Le traçage du natel de Tom Serena ne donna pas du tout les résultats escomptés. Délia étudiait et étudiait encore les documents envoyés par e-mail par l’opérateur. Rien à faire, ça ne collait pas.

-         Ça ne colle pas. Des données qui nous ont été remises par l’opérateur, il ressort que le jeudi, Tom Serena était à Neuchâtel jusqu’à 16 h 30 environ. Durant la matinée, son portable borne près de plusieurs antennes relais dans les parages de son domicile, ch. des Pavées. On dirait qu’il a été faire une balade. Ensuite, on peut le suivre à la trace de Neuchâtel à Genève sur un itinéraire identique à un trajet en train. Il borne à la gare Cornavin à 19 h 00. Il est à Champel, dans les voisinages de l’Av. Dumas vers 19 h 30. On l’a sur la vidéo à 20 h 37, devant Le Bistrot Dumas. Ensuite, retour sur Neuchâtel en train, où il est arrivé vers 23 h 00. Et puis dodo. Les jours suivants, il borne toujours à l’identique. Jogging matinal ? Pour le reste, il semble être du genre plutôt casanier.

-         C’est quoi cette entourloupe ? s’exclamait Stéphane.

-     Donc, résuma Ben, on situe Tom Serena bel et bien à Genève, mais seulement à partir de jeudi en soirée. Oui, comme tu dis si bien, Délia, ça ne colle pas. Robert, le rapport d’autopsie ?

-      Il confirme tout ce que nous savions déjà, en particulier que le décès est survenu au moins 24 heures avant la découverte du corps. Deux éléments supplémentaires, toutefois. Le premier, aucune trace de cellules épithéliales ou de quoi que ce soit d’autre que des poussières sous les ongles de la victime. On s’en doutait déjà un peu, vu qu’il n’y a pas de blessures de défense. Donc, elle a dû être attaquée de manière assez soudaine, à l’improviste. Elle n’a pas eu le temps de réagir, d’esquiver, de se défendre.

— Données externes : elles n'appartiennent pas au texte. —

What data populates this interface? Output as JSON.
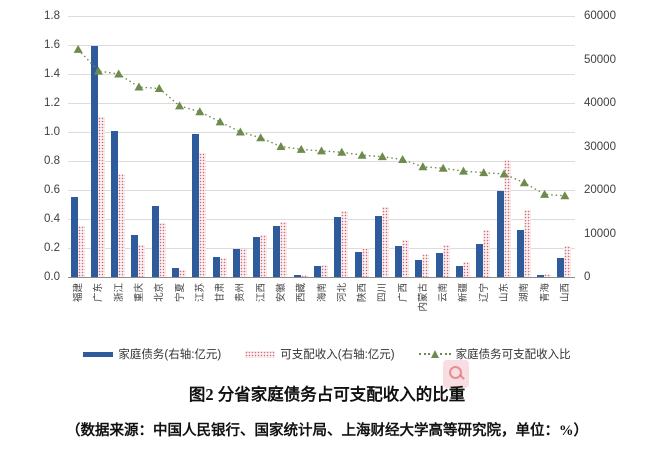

Le deuxième, le bol alimentaire nous raconte que le repas du soir, une soupe avec du pain, était quasiment digéré ; l’estomac contient du café bu pratiquement juste avant le décès. Il est intact. Ceci confirme la théorie qu’elle ait été tuée tôt le matin, après son lever. Sa fille, Marianne confirme qu’elle se levait toujours vers les 6 h 00. Donc, le meurtre doit se situer autour des 6 h 00, le jeudi.

-         Ok, on va retenir comme acquis que le décès est intervenu vers les 6 h 00 du matin, le jeudi. Bol alimentaire et tenue vestimentaire sont cohérents avec cette conclusion. Mais à 6 h 00 du matin, Tom Serena, à l’évidence, ne se trouvait pas à Genève…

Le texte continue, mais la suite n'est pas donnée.